Prather was signed by the Washington Redskins of the National Football League (NFL) on February 16, 1937. After the regular season opener on September 16, in which Prather did not play, the Redskins sold him to the Cleveland Rams. He was expected to be in the lineup for the Rams' game against the Philadelphia Eagles on September 21 but did not end up playing in it. After impressing Rams head coach Hugo Bezdek during practice, Prather was also expected to play in the Brooklyn Dodgers game on September 26 but did not play in that game either.

On September 28, 1937, Prather signed with the Boston Shamrocks of the American Football League (AFL), a competitor to the NFL. He played in six games, starting three, during the 1937 AFL season and caught one touchdown. He was listed at end, tackle, and guard during the season.

In August 1938, Prather signed with the Cleveland Rams for the 1938 season. On September 25, 1938, he made his only career NFL start (at end) against the Washington Redskins. He received some attention for a photograph that circulated of him trying to tackle Max Krause by the jaw during the Redskins game. Prather played in six or seven games, starting one, for the Rams in 1938. He was released on August 26, 1939.

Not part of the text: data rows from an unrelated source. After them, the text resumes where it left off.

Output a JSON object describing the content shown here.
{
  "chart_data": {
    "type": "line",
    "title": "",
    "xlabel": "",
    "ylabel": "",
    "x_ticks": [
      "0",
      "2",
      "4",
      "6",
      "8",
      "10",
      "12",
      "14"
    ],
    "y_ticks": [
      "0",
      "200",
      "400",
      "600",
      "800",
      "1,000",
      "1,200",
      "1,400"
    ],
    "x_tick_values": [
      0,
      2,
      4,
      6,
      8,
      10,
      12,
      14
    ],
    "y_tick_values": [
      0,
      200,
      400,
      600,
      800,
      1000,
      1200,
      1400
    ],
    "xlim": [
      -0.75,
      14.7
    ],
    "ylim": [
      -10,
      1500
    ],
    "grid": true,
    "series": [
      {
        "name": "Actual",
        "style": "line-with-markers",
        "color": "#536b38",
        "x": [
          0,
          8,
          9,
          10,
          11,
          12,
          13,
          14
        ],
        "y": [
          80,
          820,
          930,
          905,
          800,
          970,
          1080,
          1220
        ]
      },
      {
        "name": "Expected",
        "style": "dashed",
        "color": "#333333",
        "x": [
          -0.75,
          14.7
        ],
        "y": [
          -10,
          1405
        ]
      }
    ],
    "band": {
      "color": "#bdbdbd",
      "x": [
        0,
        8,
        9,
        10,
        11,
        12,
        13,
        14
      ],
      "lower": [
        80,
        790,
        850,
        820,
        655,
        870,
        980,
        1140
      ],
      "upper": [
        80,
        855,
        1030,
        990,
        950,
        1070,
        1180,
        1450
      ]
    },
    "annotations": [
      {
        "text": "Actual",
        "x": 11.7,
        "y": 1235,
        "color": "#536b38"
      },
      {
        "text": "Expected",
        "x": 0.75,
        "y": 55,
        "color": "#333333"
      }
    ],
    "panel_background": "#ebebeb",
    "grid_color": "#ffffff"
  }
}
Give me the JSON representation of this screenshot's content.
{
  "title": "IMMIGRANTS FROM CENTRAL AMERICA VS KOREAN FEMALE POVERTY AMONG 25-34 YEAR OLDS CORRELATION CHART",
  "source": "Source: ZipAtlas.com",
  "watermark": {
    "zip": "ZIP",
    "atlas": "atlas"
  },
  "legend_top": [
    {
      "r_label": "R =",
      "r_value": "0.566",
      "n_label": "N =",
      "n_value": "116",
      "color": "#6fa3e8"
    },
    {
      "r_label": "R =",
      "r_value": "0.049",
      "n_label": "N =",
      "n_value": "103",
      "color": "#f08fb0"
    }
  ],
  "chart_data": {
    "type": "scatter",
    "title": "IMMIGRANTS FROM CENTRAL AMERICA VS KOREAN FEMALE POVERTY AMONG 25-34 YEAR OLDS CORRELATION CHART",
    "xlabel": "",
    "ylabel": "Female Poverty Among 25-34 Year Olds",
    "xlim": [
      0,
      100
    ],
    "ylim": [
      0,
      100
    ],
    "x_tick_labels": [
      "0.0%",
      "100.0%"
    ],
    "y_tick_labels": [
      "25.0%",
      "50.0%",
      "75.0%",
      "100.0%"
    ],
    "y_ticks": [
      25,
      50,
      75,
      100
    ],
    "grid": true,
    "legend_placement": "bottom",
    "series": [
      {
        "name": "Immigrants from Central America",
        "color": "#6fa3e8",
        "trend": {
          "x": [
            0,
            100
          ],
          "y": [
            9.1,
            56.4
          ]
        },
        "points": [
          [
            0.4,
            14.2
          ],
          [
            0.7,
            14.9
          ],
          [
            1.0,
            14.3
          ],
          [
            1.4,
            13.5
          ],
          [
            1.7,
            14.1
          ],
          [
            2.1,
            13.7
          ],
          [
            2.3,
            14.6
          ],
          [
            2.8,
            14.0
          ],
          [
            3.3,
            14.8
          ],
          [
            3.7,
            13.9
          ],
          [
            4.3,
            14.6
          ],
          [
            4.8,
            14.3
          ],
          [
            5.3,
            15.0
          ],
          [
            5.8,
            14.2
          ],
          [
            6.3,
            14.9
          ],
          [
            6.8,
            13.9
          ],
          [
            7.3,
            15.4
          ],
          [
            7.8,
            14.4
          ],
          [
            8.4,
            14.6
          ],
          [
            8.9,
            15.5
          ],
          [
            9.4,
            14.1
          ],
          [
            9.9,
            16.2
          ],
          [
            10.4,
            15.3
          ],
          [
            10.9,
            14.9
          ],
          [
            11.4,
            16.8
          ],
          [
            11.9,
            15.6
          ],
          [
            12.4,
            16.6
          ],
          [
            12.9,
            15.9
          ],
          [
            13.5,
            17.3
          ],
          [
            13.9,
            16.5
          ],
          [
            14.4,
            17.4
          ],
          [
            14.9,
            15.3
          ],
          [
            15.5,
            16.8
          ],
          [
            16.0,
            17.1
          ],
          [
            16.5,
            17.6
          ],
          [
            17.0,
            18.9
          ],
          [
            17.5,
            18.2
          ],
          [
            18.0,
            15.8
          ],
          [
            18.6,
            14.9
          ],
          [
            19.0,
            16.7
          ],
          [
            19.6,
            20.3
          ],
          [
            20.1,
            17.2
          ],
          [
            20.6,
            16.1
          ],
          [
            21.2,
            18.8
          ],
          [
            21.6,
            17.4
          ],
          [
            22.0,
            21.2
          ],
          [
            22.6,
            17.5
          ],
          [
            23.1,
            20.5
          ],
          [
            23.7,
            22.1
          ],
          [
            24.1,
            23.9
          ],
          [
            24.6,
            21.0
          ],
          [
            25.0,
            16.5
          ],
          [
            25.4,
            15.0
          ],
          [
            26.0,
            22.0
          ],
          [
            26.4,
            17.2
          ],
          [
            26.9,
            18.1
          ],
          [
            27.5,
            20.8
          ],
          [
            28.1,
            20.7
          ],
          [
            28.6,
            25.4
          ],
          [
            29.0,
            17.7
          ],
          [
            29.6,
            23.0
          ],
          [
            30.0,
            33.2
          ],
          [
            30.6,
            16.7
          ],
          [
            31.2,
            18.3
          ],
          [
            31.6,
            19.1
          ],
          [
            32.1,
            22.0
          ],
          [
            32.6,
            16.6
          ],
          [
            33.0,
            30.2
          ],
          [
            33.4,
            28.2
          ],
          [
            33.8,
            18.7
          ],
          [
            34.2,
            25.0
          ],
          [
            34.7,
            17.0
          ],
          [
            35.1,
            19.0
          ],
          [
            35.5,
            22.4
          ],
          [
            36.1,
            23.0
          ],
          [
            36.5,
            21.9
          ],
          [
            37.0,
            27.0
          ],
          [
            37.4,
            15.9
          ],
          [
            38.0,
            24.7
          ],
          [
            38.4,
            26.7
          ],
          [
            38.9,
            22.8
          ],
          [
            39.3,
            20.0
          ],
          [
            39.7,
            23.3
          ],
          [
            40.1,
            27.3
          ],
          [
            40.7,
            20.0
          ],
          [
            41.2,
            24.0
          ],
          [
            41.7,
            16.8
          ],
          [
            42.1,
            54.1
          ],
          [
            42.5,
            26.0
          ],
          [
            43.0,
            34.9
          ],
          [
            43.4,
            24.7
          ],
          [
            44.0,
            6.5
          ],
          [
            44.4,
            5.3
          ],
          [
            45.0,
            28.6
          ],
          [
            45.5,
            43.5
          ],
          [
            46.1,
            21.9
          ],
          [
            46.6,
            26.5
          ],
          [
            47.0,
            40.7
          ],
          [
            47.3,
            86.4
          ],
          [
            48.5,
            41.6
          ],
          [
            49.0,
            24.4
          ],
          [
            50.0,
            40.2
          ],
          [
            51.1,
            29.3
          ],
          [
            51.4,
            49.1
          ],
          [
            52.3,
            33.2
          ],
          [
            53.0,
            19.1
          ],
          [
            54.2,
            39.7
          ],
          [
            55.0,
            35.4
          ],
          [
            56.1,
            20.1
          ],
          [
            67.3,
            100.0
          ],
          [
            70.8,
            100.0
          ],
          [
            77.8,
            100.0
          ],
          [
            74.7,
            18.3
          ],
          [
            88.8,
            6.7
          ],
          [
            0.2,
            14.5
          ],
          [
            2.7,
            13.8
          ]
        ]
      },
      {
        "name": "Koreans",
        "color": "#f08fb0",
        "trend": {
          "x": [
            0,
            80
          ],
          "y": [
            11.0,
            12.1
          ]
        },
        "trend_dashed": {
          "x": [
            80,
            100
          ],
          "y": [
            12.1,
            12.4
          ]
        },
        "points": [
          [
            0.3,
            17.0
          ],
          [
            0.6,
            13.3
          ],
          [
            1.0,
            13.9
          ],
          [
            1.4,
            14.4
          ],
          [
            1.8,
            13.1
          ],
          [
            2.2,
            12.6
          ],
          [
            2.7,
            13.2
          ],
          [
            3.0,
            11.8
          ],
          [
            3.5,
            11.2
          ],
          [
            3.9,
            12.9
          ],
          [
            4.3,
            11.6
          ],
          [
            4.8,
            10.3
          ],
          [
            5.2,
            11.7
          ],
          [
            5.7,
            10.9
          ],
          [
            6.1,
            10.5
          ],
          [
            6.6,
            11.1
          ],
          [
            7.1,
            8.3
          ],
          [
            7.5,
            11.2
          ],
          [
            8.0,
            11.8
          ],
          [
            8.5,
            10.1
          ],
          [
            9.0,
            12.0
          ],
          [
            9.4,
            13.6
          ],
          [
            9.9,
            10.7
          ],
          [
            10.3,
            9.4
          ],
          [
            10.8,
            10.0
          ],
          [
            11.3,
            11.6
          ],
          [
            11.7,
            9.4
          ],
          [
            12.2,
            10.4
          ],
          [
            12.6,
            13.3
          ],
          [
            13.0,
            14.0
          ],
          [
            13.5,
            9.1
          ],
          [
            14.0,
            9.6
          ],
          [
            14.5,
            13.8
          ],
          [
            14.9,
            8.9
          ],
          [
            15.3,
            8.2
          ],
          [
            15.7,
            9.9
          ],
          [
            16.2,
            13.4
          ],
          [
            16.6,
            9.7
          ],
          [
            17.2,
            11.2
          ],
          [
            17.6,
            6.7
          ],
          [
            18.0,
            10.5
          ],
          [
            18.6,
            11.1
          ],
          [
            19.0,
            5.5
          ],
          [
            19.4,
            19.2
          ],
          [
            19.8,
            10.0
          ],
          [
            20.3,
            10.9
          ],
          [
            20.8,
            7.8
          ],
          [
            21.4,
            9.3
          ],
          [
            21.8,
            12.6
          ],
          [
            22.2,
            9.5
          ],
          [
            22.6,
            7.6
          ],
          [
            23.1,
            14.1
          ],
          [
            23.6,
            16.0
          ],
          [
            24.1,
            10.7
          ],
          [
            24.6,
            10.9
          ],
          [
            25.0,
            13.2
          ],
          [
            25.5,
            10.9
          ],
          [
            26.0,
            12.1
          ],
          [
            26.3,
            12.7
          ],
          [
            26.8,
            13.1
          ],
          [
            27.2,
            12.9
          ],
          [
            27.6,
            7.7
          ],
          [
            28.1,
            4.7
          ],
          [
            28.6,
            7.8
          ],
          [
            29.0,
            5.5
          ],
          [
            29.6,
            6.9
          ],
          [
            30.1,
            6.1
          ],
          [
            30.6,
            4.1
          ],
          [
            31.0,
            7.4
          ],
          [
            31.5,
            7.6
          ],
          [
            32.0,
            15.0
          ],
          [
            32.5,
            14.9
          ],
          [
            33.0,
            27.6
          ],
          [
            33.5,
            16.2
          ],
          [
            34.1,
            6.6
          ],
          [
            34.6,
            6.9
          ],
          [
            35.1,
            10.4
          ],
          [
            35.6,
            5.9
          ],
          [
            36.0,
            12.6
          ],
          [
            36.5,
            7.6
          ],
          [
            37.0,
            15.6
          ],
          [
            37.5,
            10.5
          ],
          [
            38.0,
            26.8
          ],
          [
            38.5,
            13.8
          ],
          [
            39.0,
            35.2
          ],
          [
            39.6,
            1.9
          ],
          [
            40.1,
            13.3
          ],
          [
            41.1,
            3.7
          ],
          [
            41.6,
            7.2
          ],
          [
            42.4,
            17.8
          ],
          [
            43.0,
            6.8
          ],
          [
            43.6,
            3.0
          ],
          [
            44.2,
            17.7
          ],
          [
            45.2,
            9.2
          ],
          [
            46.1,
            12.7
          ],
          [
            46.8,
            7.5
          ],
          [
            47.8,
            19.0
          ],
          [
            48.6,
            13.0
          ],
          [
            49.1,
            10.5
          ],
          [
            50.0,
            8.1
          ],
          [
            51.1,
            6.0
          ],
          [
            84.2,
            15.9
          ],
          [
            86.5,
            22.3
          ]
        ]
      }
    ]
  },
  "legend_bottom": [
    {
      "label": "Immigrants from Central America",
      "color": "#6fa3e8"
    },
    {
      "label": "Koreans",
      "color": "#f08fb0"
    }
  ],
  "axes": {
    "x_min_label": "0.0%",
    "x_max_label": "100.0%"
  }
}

Prather played in two games, starting one, at tackle for the St. Louis Gunners of the American Professional Football Association (APFA) in 1939. He finished the 1939 APFA season with the Columbus Bullies, appearing in ten games while starting five at tackle. On January 7, 1940, the Bullies were announced as league champions with a 9–2 record.

==Personal life==
Prather was the nephew of John E. Erickson, the governor of Montana. Prather married Dorothy Flanagin on August 20, 1938. On November 22, 1939, Prather, Columbus Bullies teammate Bob Davis, and brothers Wilbur and Morton Braden were arrested for allegedly sexually assaulting a 16-year-old girl. Prather was released from jail the next day after the girl was unable to identify him. The other three men went on trial in January 1940. On February 13, 1940, Wilbur Braden was sentenced to five years probation while Morton Braden and Davis were exonerated.

Prather served in the United States Navy during World War II. In 1955, he began living in Elkhart, Kansas, after obtaining employment with the Halliburton Oil Company. He was a Freemason and a member of the Lutheran church. Prather later became the probate judge of Morton County, Kansas. He died on September 22, 1973, in Questa, New Mexico, after suffering a heart attack during a fishing trip.